What is transparency in the age of massive database drops? The data is available, but locked in MP3s and PDFs and other documents; it’s not searchable in the way a web page is searchable, not easy to comment on or share.
.. This, said the consortia of journalists that notably did not include The New York Times, The Washington Post, etc., is the big one.
.. Organs of journalism are among the only remaining cultural institutions that can fund investigations of this size and tease the data apart, identifying linkages and thus constructing informational webs that can, with great effort, be turned into narratives, yielding something like what we call “a story” or “the truth.”
.. If this is the age of the citizen journalist, or at least the citizen opinion columnist, it’s also the age of the data journalist, with the news media acting as product managers of data leaks, making the information usable, browsable, attractive.
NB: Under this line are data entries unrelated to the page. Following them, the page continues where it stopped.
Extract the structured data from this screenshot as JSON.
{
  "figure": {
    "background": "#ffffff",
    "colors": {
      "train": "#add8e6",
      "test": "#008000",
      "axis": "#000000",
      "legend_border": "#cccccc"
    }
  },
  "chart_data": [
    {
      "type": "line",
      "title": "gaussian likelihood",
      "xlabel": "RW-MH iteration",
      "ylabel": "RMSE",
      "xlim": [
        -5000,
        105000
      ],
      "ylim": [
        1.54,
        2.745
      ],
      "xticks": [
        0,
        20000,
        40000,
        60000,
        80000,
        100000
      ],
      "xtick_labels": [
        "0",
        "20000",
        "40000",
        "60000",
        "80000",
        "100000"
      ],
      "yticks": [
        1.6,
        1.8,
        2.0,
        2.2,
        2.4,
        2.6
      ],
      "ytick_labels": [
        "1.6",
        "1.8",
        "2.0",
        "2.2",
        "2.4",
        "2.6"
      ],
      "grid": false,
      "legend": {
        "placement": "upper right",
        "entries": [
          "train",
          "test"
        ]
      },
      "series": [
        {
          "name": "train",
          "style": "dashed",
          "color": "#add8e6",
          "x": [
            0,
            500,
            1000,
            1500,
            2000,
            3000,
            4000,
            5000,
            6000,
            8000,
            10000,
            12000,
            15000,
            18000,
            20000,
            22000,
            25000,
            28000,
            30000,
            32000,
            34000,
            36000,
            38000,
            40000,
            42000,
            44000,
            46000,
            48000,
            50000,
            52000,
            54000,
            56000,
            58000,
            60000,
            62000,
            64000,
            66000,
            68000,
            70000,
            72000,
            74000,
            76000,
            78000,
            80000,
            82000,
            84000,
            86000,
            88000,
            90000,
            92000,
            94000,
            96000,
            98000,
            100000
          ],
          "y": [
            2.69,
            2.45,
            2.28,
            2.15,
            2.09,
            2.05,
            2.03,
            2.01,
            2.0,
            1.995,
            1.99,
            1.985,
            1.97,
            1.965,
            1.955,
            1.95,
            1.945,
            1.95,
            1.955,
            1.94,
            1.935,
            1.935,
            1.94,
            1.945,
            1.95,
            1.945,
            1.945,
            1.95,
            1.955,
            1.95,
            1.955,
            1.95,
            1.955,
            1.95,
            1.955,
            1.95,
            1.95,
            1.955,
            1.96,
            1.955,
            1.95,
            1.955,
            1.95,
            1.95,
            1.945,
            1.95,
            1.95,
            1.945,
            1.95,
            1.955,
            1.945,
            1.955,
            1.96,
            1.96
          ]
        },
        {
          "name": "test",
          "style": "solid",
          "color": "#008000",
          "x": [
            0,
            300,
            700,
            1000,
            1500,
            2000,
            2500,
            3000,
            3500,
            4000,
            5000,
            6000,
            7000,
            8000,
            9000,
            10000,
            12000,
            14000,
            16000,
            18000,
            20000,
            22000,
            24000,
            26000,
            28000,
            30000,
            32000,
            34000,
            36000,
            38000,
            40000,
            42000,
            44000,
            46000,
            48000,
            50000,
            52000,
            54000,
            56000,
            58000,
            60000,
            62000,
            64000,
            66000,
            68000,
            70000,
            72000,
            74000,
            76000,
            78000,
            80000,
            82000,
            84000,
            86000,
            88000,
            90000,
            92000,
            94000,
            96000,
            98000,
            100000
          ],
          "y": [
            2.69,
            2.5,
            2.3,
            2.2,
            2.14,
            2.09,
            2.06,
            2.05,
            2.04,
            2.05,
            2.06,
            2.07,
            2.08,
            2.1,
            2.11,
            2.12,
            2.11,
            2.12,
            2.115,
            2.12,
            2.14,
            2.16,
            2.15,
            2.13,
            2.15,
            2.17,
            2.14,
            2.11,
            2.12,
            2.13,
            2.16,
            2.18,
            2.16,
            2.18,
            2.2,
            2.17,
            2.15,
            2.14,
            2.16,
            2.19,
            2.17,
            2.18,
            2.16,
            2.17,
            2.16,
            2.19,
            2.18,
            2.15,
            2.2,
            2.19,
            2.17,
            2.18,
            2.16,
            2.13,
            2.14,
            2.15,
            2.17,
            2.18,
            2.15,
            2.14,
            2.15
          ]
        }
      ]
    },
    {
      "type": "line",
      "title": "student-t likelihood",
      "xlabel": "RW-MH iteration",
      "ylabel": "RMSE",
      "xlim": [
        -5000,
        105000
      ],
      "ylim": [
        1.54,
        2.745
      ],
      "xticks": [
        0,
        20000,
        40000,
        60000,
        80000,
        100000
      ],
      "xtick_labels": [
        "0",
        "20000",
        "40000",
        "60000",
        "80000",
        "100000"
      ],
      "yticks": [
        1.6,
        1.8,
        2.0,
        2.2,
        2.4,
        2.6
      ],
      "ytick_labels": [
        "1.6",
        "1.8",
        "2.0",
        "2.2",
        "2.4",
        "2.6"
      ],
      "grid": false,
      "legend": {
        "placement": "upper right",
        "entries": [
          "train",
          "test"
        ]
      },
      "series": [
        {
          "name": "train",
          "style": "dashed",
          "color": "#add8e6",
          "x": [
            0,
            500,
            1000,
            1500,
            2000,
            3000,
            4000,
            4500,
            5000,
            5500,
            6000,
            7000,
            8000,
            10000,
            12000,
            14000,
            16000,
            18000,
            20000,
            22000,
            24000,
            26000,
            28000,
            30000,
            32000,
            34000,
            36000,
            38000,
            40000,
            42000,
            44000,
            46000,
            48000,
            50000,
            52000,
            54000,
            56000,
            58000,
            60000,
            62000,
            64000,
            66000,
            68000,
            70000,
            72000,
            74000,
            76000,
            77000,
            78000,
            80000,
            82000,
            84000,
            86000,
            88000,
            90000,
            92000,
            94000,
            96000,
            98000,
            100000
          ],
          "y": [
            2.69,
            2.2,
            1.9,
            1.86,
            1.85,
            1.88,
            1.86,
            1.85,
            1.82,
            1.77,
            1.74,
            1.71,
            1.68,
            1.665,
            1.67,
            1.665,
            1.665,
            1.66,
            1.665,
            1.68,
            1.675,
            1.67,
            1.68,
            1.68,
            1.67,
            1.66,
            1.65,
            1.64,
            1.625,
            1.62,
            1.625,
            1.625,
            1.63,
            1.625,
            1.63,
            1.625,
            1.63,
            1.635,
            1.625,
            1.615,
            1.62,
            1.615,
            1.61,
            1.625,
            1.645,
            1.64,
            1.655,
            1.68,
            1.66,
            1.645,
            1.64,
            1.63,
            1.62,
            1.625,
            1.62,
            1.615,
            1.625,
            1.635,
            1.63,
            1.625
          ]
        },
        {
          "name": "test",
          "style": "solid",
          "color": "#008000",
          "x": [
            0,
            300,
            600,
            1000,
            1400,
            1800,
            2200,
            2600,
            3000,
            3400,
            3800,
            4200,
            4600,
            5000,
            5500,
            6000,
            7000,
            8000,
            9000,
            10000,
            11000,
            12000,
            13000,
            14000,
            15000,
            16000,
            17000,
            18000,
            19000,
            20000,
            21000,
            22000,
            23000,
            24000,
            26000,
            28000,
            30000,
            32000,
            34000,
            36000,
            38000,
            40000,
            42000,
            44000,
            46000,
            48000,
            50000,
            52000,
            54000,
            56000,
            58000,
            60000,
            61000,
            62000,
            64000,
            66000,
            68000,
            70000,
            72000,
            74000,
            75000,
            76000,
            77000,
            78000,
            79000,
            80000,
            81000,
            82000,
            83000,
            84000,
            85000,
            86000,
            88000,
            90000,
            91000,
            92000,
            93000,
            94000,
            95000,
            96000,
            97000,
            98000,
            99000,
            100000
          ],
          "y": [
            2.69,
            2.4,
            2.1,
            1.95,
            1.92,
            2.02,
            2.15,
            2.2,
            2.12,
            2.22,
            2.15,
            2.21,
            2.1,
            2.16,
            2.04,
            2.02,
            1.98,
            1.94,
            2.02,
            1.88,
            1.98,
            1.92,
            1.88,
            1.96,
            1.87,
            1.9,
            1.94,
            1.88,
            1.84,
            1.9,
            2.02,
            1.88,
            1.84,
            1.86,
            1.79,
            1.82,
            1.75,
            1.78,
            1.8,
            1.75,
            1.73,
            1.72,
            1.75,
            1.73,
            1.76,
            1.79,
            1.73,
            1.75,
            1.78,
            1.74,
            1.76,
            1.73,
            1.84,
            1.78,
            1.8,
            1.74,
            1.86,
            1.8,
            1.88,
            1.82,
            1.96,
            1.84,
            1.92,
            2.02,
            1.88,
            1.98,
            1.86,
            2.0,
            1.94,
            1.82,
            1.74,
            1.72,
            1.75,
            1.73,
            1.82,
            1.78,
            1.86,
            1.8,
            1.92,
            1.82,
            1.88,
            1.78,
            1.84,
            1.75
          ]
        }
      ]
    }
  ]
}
.. There’s a glut of data, but most of it comes to us in ugly formats. What would happen if the things released in the interest of transparency were released in actual transparent formats? By which I mean, not as a pile of unstructured documents, not even as pure data, but, well, as software? Put cost aside and imagine for a minute that the FCIC report was not delivered as web pages, PDFs, finding aids, and the like, but as a database filled with searchable, formatted text, including documents attributed to the individuals within, audio files transcribed, and so forth.
.. I look at that FCIC data and see at least 300 hours of audio. That’s $18,000 worth of transcription. Those documents could be similarly turned into searchable text, as could any of the PDFs. We can do the same for emails. These tools exist and are open. If there are any faxes they can be OCRed.